PROJECT SUMMARY Oral squamous cell carcinoma of the head and neck (OSCC) is the sixth most common cancer in the United States. Development of more targeted therapies is needed to reduce the high mortality rate seen with this cancer. Epidermal Growth Factor Receptor (EGFR) has emerged as a plausible therapeutic target for OSCC. Overexpression of this tyrosine kinase receptor has been characterized in OSCC and found to be present in up to ~90% of tumors where expression levels correlate with decreased patient survival.

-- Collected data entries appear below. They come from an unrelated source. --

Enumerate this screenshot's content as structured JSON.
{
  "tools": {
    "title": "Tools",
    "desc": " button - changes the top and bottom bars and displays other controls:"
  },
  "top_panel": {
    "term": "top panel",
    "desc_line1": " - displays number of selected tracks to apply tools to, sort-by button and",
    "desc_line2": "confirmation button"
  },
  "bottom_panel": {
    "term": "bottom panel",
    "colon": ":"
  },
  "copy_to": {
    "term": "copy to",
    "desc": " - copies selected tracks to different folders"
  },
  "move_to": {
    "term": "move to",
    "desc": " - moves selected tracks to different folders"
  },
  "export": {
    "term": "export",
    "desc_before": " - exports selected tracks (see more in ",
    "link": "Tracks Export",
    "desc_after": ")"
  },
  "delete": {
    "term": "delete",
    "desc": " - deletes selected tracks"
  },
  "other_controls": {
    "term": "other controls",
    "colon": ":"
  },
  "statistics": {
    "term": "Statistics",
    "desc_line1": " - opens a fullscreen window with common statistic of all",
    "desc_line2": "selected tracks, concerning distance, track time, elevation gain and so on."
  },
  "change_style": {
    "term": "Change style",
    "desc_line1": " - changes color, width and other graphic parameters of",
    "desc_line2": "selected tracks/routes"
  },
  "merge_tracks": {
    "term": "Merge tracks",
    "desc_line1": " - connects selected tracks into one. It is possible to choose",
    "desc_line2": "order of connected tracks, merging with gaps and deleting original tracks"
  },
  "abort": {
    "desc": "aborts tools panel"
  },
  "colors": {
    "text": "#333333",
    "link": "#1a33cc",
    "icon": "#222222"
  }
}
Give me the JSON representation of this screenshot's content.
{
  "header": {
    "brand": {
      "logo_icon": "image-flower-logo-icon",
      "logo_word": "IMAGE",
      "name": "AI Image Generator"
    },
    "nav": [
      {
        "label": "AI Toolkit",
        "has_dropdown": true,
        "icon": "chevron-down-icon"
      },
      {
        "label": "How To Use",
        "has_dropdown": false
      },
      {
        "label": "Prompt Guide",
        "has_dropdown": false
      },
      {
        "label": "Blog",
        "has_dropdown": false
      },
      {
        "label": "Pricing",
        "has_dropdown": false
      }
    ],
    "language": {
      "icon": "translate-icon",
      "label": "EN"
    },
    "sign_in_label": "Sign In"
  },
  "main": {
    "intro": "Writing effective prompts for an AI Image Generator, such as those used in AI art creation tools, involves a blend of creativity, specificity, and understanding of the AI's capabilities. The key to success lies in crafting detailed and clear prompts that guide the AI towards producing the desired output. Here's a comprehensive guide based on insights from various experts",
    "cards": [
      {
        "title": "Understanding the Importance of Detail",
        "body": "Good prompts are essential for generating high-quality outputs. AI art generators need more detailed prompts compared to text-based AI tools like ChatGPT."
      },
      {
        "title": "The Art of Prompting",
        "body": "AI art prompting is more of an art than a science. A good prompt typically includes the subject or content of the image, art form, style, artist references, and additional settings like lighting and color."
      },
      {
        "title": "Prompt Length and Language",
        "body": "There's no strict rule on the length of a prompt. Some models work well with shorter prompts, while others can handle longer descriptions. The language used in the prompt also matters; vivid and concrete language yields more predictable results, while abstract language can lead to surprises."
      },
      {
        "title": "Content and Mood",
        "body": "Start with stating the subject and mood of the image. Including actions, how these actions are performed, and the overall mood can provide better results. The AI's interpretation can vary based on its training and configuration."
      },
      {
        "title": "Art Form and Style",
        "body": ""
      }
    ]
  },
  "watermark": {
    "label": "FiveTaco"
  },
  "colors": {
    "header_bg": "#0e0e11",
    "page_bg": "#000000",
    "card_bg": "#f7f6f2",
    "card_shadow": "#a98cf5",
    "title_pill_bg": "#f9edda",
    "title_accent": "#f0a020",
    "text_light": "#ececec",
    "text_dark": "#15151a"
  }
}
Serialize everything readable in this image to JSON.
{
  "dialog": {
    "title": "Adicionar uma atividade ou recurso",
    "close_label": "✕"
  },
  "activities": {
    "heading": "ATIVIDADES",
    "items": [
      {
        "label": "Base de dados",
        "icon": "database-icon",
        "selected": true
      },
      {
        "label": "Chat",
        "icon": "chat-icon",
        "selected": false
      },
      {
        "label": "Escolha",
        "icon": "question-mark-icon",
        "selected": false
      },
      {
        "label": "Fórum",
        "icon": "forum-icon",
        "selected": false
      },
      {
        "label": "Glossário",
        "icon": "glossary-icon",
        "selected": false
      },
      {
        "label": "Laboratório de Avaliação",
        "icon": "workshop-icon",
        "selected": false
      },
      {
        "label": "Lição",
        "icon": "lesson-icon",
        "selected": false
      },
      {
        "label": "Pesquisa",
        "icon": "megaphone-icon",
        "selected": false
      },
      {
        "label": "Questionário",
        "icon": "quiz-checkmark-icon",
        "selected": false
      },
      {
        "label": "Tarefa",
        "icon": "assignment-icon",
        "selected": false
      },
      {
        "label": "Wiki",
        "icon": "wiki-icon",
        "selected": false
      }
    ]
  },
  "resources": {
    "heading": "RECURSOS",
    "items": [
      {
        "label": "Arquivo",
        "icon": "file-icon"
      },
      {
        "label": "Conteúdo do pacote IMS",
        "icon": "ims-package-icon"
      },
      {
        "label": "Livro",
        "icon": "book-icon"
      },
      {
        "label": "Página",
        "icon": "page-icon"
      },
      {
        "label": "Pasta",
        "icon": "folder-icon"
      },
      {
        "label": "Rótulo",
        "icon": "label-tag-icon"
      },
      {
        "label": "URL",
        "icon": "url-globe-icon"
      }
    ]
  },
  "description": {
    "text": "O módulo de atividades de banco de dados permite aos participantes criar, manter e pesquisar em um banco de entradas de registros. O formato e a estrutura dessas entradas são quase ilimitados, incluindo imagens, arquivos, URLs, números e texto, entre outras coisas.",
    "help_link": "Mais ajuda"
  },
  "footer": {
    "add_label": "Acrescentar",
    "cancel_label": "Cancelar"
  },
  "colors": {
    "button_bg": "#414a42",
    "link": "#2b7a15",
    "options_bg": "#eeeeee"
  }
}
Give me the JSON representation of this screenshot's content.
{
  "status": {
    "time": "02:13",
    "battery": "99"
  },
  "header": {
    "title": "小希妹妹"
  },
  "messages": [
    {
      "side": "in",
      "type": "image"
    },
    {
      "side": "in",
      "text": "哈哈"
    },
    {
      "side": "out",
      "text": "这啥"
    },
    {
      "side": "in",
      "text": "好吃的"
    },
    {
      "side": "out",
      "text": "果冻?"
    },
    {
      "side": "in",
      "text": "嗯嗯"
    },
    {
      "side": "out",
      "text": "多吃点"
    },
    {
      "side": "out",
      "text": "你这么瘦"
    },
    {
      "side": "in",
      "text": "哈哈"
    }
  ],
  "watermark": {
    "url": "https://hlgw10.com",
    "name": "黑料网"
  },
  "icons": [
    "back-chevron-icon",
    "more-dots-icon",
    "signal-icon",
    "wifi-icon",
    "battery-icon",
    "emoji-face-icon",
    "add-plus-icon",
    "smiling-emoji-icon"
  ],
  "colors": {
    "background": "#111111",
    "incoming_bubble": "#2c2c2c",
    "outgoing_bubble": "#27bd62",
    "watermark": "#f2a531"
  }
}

In 2006 cetuximab (Erbitux; Imclone Systems) (an EGFR specific monoclonal antibody) became the first new FDA-approved treatment for SCCHN in 45 years. Despite ubiquitous EGFR expression in OSCC, cetuximab has demonstrated limited clinical responses as a single agent (~10%). One potential mechanism of resistance to the wild type EGFR blockade is the expression of the constitutively active EGF receptor variant 3 (EGFRvIII). Sok et al. (2006) reported the presence of EGFRvIII in approximately 40% of SCCHN, and demonstrated in vitro and in vivo resistance of EGFRvIII expressing cells to cetuximab. In glioma (where EGFRvIII has been best characterized) STAT3 and Src family kinases (SFKs) have been elucidated as key regulatory proteins in the oncogenic phenotype of EGFRvIII. The mechanism of EGFRvIII protein expression is still unexplored in OSCC. Additionally, differential signaling pathways mediated through EGFRvIII remain relatively uncharacterized in SCCHN. I hypothesize that the mechanism contributing to EGFRvIII expression in OSCC is alteration of the mRNA splice sites for exons 2-7 causing alternate splicing of the EGFR transcript. Further, I hypothesize that EGFRvIII specific signaling through STAT3 and SFKs contributes to the oncogenic phenotype of EGFRvIII and that blocking these regulatory elements will lead to enhanced response to EGFR targeting agents.

项目概要 口腔头颈鳞状细胞癌 (OSCC) 是美国第六大常见癌症。需要开发更有针对性的疗法来降低这种癌症的高死亡率。表皮生长因子受体 (EGFR) 已成为 OSCC 的合理治疗靶点。这种酪氨酸激酶受体的过度表达已在 OSCC 中得到表征，并发现其存在于高达约 90% 的肿瘤中，其中表达水平与患者生存率降低相关。 2006 年，西妥昔单抗（Erbitux；Imclone Systems）（一种 EGFR 特异性单克隆抗体）成为 45 年来 FDA 批准的第一个新的 SCCHN 治疗方法。尽管 EGFR 在 OSCC 中普遍表达，但西妥昔单抗作为单一药物的临床反应有限（约 10%）。抵抗野生型 EGFR 阻断的一种潜在机制是组成型活性 EGF 受体变体 3 (EGFRvIII) 的表达。索克等人。 (2006)报道了大约 40% 的 SCCHN 中存在 EGFRvIII，并证明了 EGFRvIII 表达细胞对西妥昔单抗的体外和体内耐药性。在神经胶质瘤（其中 EGFRvIII 得到了最好的表征）中，STAT3 和 Src 家族激酶 (SFK) 已被阐明为 EGFRvIII 致癌表型的关键调节蛋白。 EGFRvIII 蛋白在 OSCC 中表达的机制尚未被探索。此外，通过 EGFRvIII 介导的差异信号通路在 SCCHN 中仍然相对不具有特征。我推测 OSCC 中 EGFRvIII 表达的机制是外显子 2-7 mRNA 剪接位点的改变导致 EGFR 转录物的交替剪接。此外，我假设通过 STAT3 和 SFK 的 EGFRvIII 特异性信号传导有助于 EGFRvIII 的致癌表型，并且阻断这些调节元件将导致对 EGFR 靶向药物的反应增强。